Eram 18 horas quando Fernando estacionou o carro na garagem do condomínio. Estressado com o trabalho quase não percebeu a confusão que estava formada. Um conhecido veio informar-lhe do ocorrido:
– O vizinho morreu! disse ele. Constrangido, Fernando tentava lembrar de alguma característica do falecido vizinho. Esforço vão.
– Morreu como? retrucou. – Ninguém sabe direito, mas dizem que se matou.

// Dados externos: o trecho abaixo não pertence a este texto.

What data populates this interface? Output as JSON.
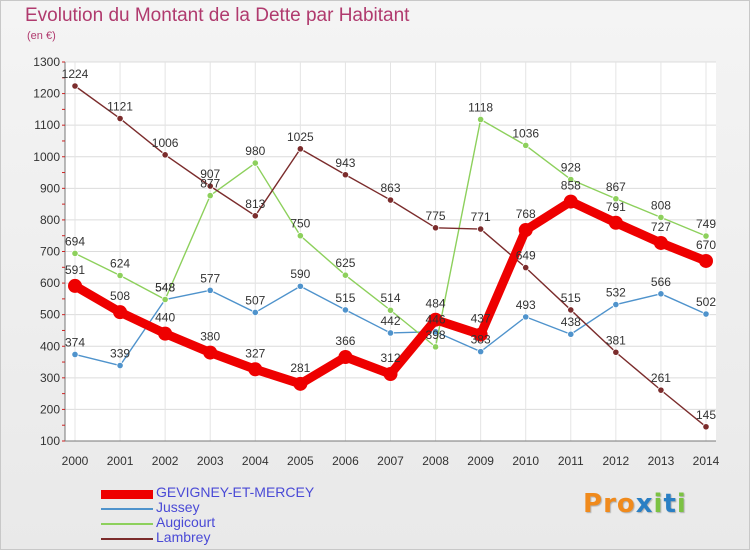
{
  "header": {
    "title": "Evolution du Montant de la Dette par Habitant",
    "unit": "(en €)"
  },
  "brand": {
    "letters": [
      "P",
      "r",
      "o",
      "x",
      "i",
      "t",
      "i"
    ]
  },
  "colors": {
    "title": "#b03a6e",
    "axis_text": "#333333",
    "brand": [
      "#f08a1c",
      "#f08a1c",
      "#f08a1c",
      "#2a7fc4",
      "#7cc243",
      "#2a7fc4",
      "#7cc243"
    ]
  },
  "chart_data": {
    "type": "line",
    "title": "Evolution du Montant de la Dette par Habitant",
    "ylabel": "(en €)",
    "xlabel": "",
    "x": [
      "2000",
      "2001",
      "2002",
      "2003",
      "2004",
      "2005",
      "2006",
      "2007",
      "2008",
      "2009",
      "2010",
      "2011",
      "2012",
      "2013",
      "2014"
    ],
    "ylim": [
      100,
      1300
    ],
    "yticks": [
      100,
      200,
      300,
      400,
      500,
      600,
      700,
      800,
      900,
      1000,
      1100,
      1200,
      1300
    ],
    "grid": true,
    "legend_position": "bottom-left",
    "series": [
      {
        "name": "GEVIGNEY-ET-MERCEY",
        "color": "#ee0000",
        "emphasis": true,
        "values": [
          591,
          508,
          440,
          380,
          327,
          281,
          366,
          312,
          484,
          437,
          768,
          858,
          791,
          727,
          670
        ]
      },
      {
        "name": "Jussey",
        "color": "#4f93cc",
        "values": [
          374,
          339,
          548,
          577,
          507,
          590,
          515,
          442,
          446,
          383,
          493,
          438,
          532,
          566,
          502
        ]
      },
      {
        "name": "Augicourt",
        "color": "#8dd05c",
        "values": [
          694,
          624,
          548,
          877,
          980,
          750,
          625,
          514,
          398,
          1118,
          1036,
          928,
          867,
          808,
          749
        ]
      },
      {
        "name": "Lambrey",
        "color": "#7b2c2c",
        "values": [
          1224,
          1121,
          1006,
          907,
          813,
          1025,
          943,
          863,
          775,
          771,
          649,
          515,
          381,
          261,
          145
        ]
      }
    ]
  }
}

Como alguém que vivia tão próximo a ele, com uma linda esposa, três filhos inteligentes, dinheiro e fama, coisas que Fernando só descobriu agora, poderia sofrer com uma depressão tão avassaladora a ponto de desejar tirar a própria vida? Poderia ele ter ajudado? Oferecido uma palavra de conforto talvez? A perspectiva de assumir uma parcela de culpa não o agradava nem um pouco, falaria com seu analista sobre isso na semana seguinte. Afastou com rapidez todos esses pensamentos pouco lógicos e nada práticos. Lamentou educadamente a morte daquele bom homem, foi o que disseram, e entrou para sua casa. Precisava descansar, no outro dia haveria uma importante reunião.
Do outro lado da cidade, Jorge descia do ônibus, já eram 19:30. Antes de ir para casa tinha uma parada obrigatória. Não que não estivesse cansado, estava, trabalhou debaixo do sol o dia. inteiro, mas isso só tornava aquela cerveja no final da tarde mais saborosa. Sentando-se na mesma mesa de sempre estranhou o fraco movimento. Alguns velhos amigos vieram lhe contar a triste novidade:
- Seu Chico morreu!
Seu Chico era um vizinho, morava no bairro há mais de 20 anos, senhor trabalhador, vivia contando histórias pra gurizada. Era sozinho, mas não solitário, andava sempre acompanhado de muitos amigos e agora estava até enrabichado pela morena Leonora do forró.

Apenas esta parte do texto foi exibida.